Redacción (Miércoles, 07-01-2015, Gaudium Press) Él dormía. Las olas golpeaban, el viento soplaba. Entre los crujidos de la barca y las voces de los pescadores, el barullo era ensordecedor. Pero Él, impasible, dormía. Los Apóstoles, no acostumbrados todavía a la mirada de la fe, estaban más preocupados por encontrar soluciones humanas que pedir el auxilio divino. Y fracasados en su intento, en lugar de acudir esperanzados a un milagro que viniera de la mano divina, le reprochan enfadados a quien los podía salvar: «Maestro, ¿no te importa que perezcamos?» (Mc 4, 38).
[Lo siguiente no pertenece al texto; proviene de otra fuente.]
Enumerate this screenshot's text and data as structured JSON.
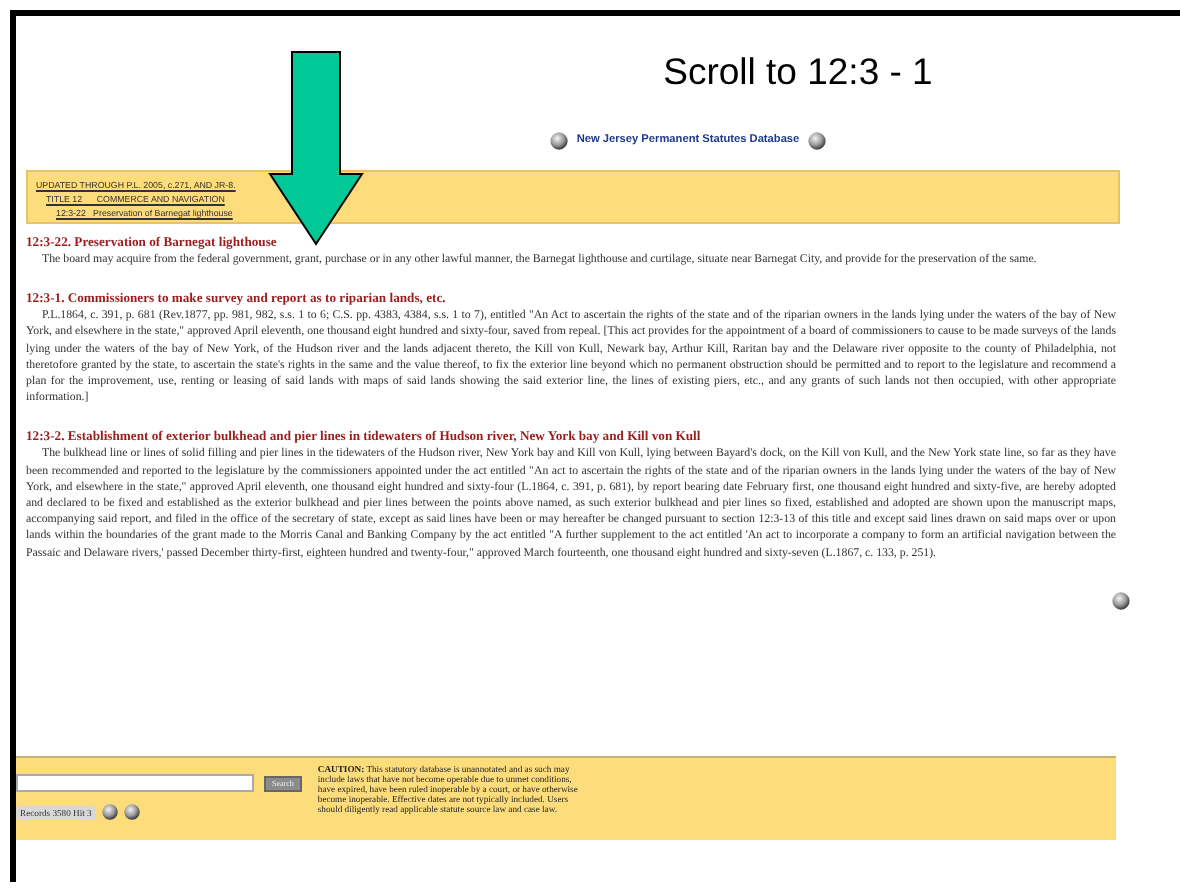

Representación de Jesús en la barca, con sus discípulos Catedral de Chartres |
¡Oh, actitud tristemente frecuente!… La figura del Maestro acostado en una barca que se está hundiendo es clásica. Porque también es clásico que el hombre, inveteradamente autosuficiente, busque en sí, y no en Dios, la solución a sus problemas. Problemas que, a su vez, son permitidos por Dios para que el ser humano reconozca que sin Él no puede hacer nada (cf. Jn 15, 5). Por eso, en algunas ocasiones, Jesús finge que da una cabezada…
El orgullo a menudo se niega a darse por vencido. Algunos ven un ímpetu de venganza en aquellos que exigían la crucifixión del Señor por el hecho de que el Salvador se había negado a concederles la realización de su sueño mesiánico, el cual no consistía en alcanzar la gloria de Dios ni la santidad individual, sino beneficios humanos y terrenales, cuando no directamente ilícitos.
Así, ante la prueba, el hombre tiene dos caminos: uno sobrenatural, de resignación humilde y de esperanza confiada, que junta las manos y pide a Dios protección y auxilio; otro, orgulloso, que ve en el dolor, destinado a purificarlo y unirlo más al Padre, un castigo indebido. En estos tristes casos, suele ocurrir entonces que el hombre mundano, desde su iniquidad, acusa a Dios de injusticia (cf. Ez 18, 25), y por odio pecaminoso contra el origen de toda justicia trata de matar al Autor de la vida.
En el caos del mundo de hoy, mientras que unos acusan a Dios, otros le consagran una indiferencia sistemática y algunos más se vuelven suplicantes hacia lo mundano, lo terrenal: política, tecnología, soluciones medioambientales, acciones sociales… Son pescadores en la tempestad que se afanan entre cuerdas, mástiles y velas. ¿Quién se acuerda actualmente de recurrir filial, ardiente y devotamente a Aquel que, serenísimo, parece dormir en la barca?
Y, no obstante, está constantemente junto a nosotros, dispuesto en todo momento a atendernos, ampararnos y protegernos, siempre que a Él acudamos con humildad y rectitud; ¿acaso habrá disminuido el poder de Aquel que con una palabra curó a los leprosos, les dio la vista a los ciegos, resucitó a los muertos, expulsó a los demonios? «Unos confían en sus carros, otros en su caballería; nosotros invocamos el nombre del Señor, Dios nuestro», dice el salmista (Sal 19, 8).
Al contrario de lo que predica el mundo, tienen el timón de la Historia los que confían más allá de toda esperanza, con los ojos puestos en Aquel que afirmó: «tened valor: yo he vencido al mundo» (Jn 16, 33). Y a esos gigantes de la fe es a quienes verdaderamente pertenece el futuro. Aquellos para los que, como decía Santa Teresa de Jesús, «sólo Dios basta».